Tuesday, September 21, 2010

trial lawyers and the BP post-spill payments

From the editorialists of the WSJ...

When is $20 billion in ready cash not enough? Answer: When state Attorneys General and the plaintiffs bar are vying for a bigger chunk of the BP compensation fund that is supposed to go to victims of the Gulf of Mexico oil spill.

That's the real story behind the headlines about unhappiness over Kenneth Feinberg's terms for payments under the Gulf Coast Claims Facility. As administrator, er, King Solomon of this exercise, Mr. Feinberg has to make difficult judgments as he attempts to compensate genuine victims while not rewarding freeloaders. Plaintiffs attorneys and their AG pals seem to be afraid that they'll be cut out of the action....

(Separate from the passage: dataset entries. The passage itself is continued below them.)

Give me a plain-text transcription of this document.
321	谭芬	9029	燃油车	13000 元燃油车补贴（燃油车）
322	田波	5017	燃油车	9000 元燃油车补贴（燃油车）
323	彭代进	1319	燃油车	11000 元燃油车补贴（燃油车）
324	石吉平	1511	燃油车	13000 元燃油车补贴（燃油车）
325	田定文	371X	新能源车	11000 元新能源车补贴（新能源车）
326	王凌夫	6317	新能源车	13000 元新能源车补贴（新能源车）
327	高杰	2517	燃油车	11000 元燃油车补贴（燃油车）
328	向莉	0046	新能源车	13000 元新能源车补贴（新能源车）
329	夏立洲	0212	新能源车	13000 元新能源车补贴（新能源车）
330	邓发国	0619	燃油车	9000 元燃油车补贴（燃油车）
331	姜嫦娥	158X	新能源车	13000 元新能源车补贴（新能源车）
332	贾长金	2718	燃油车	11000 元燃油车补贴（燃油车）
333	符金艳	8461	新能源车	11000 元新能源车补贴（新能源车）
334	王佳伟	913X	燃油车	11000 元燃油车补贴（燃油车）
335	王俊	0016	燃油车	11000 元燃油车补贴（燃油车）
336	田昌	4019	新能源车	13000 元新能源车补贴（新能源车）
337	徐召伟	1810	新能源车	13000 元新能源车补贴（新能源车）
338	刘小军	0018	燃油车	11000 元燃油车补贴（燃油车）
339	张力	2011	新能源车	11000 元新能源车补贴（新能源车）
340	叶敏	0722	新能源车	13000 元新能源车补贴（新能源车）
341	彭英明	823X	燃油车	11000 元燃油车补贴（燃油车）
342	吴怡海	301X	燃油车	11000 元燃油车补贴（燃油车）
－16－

What are Mr. Feinberg's supposedly onerous terms? Well, claimants can file through November 23 and receive an immediate cash payment for up to six months of emergency relief without forfeiting any legal right to sue BP. They can take that money and hire a lawyer if they'd like. The same claimants then have three years to apply for a final loss settlement, and only if they accept that Feinberg offer would they have to give up their right to sue.

So let's see. A Gulf Coast shrimper can get immediate emergency cash, plus a larger final settlement from Mr. Feinberg in relatively short order. The money is taxable as income, but otherwise the shrimper can keep it all.

Or, instead of accepting a final settlement offer, that shrimper can hire one of Mr. Hood's plaintiffs bar friends, wait years to see how the litigation plays out, and then pay 40% of his share of any settlement to the lawyer as a contingency fee. Which process sounds fairer to the victims?...

Mr. Feinberg is also criticized for demanding documentation such as income tax returns or other proof of loss, especially since much of the Gulf economy seems to run on a cash (not to say, tax-avoiding) basis....

We would have preferred that the Gulf claims follow the regular laws of liability, but President Obama insisted on the $20 billion fund and BP agreed to an offer it couldn't refuse. The best path now is to let Mr. Feinberg get on with judging claims and getting cash to the victims as soon as possible so they can get back to making a living and the Gulf economy can revive.